Un bambino doveva imparare a pedalare. La bicicletta non era un giocattolo, era l’apprendimento a fare da solo. Era il primo lasciapassare per allontanarsi. Quel poco di aria in faccia era l’anticipo di ogni successiva libertà. Difficile e rischiosa, bisognava guadagnarla e comportava un po’ di vuoto intorno.
Fu così per il nuoto. I bambini facevano il bagno dove potevano toccare il fondo con i piedi. C’erano le camere d’aria a ciambella per sicurezza, ma erano per le bambine. I maschi facevano senza. Un adulto decise che era tempo di farmi galleggiare e di nuotare. Mi portò dove non toccavo il fondo e mi fece vedere i primi movimenti. Li eseguivo male, finivo sott’acqua, mi tirava fuori. Bevevo, tossivo, avevo paura, ma avevo saputo dalla bicicletta che si doveva fare. Era una stazione di passaggio da un’età dell’infanzia a un’altra. Le prove affrontate consegnavano un invisibile diploma di abilità. Ogni apprendimento affrancava dall’inferiorità.

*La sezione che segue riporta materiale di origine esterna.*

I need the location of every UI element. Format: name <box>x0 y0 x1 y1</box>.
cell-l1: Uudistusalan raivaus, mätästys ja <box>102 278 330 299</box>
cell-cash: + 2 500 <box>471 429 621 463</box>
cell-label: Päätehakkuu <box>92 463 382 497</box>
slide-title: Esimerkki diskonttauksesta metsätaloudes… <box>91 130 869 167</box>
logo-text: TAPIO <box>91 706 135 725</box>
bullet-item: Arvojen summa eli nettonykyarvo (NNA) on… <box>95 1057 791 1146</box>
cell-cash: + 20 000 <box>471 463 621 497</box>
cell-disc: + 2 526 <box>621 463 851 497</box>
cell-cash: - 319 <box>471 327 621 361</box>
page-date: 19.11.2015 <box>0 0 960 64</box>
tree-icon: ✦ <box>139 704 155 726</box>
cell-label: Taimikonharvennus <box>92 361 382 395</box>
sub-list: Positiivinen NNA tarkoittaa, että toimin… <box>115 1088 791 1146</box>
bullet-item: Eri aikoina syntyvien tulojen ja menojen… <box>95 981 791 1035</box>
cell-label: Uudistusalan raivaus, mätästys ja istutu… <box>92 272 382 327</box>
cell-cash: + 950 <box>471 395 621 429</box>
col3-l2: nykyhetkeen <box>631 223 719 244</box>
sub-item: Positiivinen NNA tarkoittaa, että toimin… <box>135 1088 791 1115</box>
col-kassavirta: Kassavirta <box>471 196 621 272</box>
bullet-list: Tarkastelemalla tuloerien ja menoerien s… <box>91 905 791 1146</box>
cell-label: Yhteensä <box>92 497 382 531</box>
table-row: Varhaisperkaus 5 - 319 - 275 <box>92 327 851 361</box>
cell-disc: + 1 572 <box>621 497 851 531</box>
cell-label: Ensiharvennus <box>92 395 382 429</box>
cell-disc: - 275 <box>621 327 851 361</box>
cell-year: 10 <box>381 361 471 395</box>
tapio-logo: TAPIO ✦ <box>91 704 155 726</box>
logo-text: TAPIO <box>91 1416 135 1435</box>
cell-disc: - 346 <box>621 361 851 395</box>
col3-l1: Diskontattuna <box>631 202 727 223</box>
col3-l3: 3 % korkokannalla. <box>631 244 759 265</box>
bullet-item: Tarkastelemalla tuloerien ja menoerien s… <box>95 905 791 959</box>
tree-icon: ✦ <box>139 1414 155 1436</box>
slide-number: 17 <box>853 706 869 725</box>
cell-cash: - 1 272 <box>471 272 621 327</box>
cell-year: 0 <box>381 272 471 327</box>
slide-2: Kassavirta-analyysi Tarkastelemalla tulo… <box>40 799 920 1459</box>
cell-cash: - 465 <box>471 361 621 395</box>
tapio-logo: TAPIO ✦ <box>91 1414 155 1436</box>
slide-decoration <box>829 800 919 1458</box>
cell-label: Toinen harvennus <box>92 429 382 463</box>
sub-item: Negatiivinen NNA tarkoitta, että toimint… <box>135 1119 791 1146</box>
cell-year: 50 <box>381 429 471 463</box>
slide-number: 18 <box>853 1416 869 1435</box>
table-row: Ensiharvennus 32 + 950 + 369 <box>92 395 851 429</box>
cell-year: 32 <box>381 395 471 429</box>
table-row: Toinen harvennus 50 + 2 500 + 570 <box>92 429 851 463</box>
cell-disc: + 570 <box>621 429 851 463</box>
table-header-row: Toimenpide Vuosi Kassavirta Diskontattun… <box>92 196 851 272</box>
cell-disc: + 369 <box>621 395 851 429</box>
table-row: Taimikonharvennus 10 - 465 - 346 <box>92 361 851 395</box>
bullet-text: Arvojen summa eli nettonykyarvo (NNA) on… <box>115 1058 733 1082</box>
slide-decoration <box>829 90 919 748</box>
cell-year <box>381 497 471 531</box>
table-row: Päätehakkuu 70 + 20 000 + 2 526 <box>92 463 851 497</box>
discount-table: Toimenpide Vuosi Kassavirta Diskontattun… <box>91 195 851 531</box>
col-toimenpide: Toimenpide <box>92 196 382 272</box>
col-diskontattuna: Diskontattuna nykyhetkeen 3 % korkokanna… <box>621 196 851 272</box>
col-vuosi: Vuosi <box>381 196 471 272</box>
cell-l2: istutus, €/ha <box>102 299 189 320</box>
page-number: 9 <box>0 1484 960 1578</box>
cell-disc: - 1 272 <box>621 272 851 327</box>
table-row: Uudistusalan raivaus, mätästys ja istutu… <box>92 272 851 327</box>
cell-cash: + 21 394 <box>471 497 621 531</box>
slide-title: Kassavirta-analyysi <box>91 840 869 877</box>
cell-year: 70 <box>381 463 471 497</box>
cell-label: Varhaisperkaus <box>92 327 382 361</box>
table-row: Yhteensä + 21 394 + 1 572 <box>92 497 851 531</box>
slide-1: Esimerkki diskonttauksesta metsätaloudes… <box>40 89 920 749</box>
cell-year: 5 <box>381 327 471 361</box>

Imparai a galleggiare in posizione da morto, non so se si chiama ancora così la sospensione orizzontale del corpo sull’acqua, che utilizza il principio di Archimede.
È una prima scoperta che rimuove la paura di affondare. Poi imparai a muovere gambe e braccia per restare a galla. Si dedicò a quelle lezioni per una settimana. Guadagnavo così l’approvazione degli adulti. Era un riconoscimento che aiutava a crescere, il verbo più importante dei bambini. Capivo che non consisteva in un traguardo raggiunto, perché seguiva subito un nuovo gradino da affrontare.
Non so se provai allora gratitudine per chi mi ha insegnato la bicicletta, il nuoto. So che non ho ricambiato, non ho trasmesso a un bambino quegli addestramenti. Sono rimasto allievo.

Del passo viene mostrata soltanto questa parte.